Exponential and Logarithmic Equations

[Koala]

Help! How do I solve this equation? 4^(1-2x)=2

This is what I've done:
Change to a logarithmic equation and move the exponent out in front: (1-2x)log(4)=log(2)
Distribute the (1-2x) through the log(4): log(4)+log(-8x)=log(2)
Subtract log(4) from both sides: log(-8x)=log(2)-log(4)
Use the log rule that allows us to separate out logs: log(-8)+log(x)=log(2)-log(4)
Subtract log(-8): log(x)=log(2)-log(4)-log(-8)
Change right side using properties of logarithms: log(x)=log(2/4)-log(-8)
Again: log(x)=log((2/4)/(-8))
Simplify: log(x)=log((1/2)/(-8))
Further simplify: log(x)=log(-1/16)

Is this right? What do I do to get rid of the log?

 

[lookagain]

Help! How do I solve this equation? 4^(1-2x)=2

Koala,

please do not try to do it that way. This problem
is geared toward the following:


4 and 2 are each a power of a common base, which is 2.


Write \(\displaystyle 4 \ as \ 2^2 \ \ and \ \ 2 \ \ as \ \ 2^1:\)


\(\displaystyle (2^2)^{(1 - 2x)} \ = \ 2^1\)

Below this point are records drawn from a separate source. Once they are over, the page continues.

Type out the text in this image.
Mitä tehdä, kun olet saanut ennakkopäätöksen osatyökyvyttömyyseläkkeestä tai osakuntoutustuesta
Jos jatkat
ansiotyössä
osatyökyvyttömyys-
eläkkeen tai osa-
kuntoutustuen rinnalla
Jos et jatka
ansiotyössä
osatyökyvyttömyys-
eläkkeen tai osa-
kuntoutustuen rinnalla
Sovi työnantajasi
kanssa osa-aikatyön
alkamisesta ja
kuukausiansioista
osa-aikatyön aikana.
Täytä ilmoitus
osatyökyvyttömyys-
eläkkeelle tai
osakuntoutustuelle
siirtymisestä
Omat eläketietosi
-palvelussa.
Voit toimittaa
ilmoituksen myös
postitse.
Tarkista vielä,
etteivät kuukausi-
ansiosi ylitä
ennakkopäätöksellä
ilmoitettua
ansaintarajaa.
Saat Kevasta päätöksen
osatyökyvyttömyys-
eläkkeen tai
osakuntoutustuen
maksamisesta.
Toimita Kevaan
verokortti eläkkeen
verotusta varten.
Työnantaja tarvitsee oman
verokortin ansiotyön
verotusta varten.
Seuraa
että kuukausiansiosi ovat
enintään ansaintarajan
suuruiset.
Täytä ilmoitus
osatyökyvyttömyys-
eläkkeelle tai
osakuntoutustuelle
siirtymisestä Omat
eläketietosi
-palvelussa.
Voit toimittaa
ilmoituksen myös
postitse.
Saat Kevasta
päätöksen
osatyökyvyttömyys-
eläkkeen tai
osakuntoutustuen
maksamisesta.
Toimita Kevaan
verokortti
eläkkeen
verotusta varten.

Multiply exponents together on the left-hand side:


\(\displaystyle 2^{(2 - 4x)} \ = \ 2^1\)


Because the sides of the equation are equal,
and the bases are equal, then equate the
exponents to each other:


2 - 4x = 1


Continue...

 

[Koala]

Thank you so much! That is so much easier!